The Lost XXL Interview
Four years after his death, XXL unearthed a previously unpublished interview featuring Dilla’s group Slum Village. Dilla’s responses reveal the early stages of the iconic producer’s music career, including his difficult reasoning behind leaving the group and how they often butted heads creatively, professionally and personally:
“Nah, I mean I show my crew love but as far as moving on that was like the best thing I could ever have done,” said Dilla. “It was like I said, the business situation where you not clickin’ creatively and things like that…”
The Story Behind Some of J Dilla’s Greatest Productions
The folks at FADER wrangled up the anecdotes and history behind some of Dilla’s most classic productions, including work with Eykah Badu, Common and Black Star. This mother, artists collaborators and friends all recalled the makings of these landmark productions, resulting in a very intimate look behind the music.
Eykah Badu on “Didn’t Cha Know”
“I went to Detroit to work with this cat that I heard a few tracks from that drove me crazy. Common took me over there, we went down to the basement, Common left and Dilla and I sat and talked. He had records wall-to-wall like it was a public library and he goes, “OK, I want you to look for a record.” I’m leaking through these organized, tightly packed crates, and I just pulled out one record and the artist was Tarika Blue. I liked that name. I put on the first track [“Dreamflower”] and I fell in love with the song and I kept playing it over and over again and I said, “I want this.”
Dilla’s Last Interview
This interview provides us with the most recent look at Dilla right before he passed. As the post mentions, the music industry’s impact on Dilla becomes apparent in his responses, as well as his thoughts on his then-present work and the ways in which his work was reviewed, sometimes negatively (although most critics wouldn’t admit that now.)

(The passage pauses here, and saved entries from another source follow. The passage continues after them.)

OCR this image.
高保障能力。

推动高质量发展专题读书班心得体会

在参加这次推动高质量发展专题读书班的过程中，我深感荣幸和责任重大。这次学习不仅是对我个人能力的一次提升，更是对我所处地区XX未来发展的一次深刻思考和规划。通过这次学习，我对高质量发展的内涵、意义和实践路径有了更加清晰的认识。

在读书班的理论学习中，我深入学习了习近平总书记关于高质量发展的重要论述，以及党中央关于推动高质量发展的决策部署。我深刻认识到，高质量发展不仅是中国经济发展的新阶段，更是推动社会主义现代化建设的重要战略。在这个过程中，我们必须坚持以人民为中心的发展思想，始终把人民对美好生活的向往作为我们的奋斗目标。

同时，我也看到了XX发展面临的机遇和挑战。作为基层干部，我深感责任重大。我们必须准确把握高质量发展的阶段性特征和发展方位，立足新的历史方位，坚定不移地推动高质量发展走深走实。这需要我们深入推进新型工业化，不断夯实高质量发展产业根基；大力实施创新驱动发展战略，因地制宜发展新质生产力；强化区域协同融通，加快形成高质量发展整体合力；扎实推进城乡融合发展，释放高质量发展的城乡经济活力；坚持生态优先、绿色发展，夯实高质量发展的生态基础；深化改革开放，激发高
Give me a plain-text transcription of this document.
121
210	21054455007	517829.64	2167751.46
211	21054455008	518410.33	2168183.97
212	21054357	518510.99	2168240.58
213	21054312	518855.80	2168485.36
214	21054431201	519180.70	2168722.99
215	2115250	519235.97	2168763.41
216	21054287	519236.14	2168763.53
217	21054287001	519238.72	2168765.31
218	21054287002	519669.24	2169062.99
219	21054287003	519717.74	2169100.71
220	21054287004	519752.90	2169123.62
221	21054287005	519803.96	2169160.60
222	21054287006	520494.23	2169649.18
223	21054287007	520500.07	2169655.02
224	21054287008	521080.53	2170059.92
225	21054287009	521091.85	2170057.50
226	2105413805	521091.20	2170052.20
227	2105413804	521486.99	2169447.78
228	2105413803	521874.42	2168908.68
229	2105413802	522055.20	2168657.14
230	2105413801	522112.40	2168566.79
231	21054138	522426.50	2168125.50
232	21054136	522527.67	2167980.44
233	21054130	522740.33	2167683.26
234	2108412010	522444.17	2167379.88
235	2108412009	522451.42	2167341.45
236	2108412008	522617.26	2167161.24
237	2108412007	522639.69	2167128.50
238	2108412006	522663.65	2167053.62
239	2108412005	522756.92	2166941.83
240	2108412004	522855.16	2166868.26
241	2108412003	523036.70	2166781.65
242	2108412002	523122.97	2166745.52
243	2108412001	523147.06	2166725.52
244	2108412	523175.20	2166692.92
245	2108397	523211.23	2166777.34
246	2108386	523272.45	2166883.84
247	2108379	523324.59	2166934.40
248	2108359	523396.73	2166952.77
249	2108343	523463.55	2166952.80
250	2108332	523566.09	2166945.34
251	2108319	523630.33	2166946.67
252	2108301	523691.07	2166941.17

“Ya know it doesn’t bother me because what people don’t understand is like when I…me myself, when I go in the studio, I just try to give the artist what they want. Like Water for Chocolate, we were both looking toward the direction of where he started or what would have been rugged hip-hop at that time. The Electric Circus, he wanted to do something totally different. I would bring him a batch of beats, and he’d just be sitting there, then as soon as I make something crazy as hell, fast uptempo, he’d like, ‘Yeah, let’s use that one.’”
J Dilla Obituary
“Dilla’s interest in music started at age 2,” his mother says. “Dilla carried 45s on his arm and turntables to the park every day, to spin records — and this was in downtown Detroit.”
Yancey got his start working in the studio for A Tribe Called Quest. When his own rap trio Slum Village found a hit with their album Fantastic, Vol. 2, Yancey quickly became one of hip-hop’s most sought-after producers.”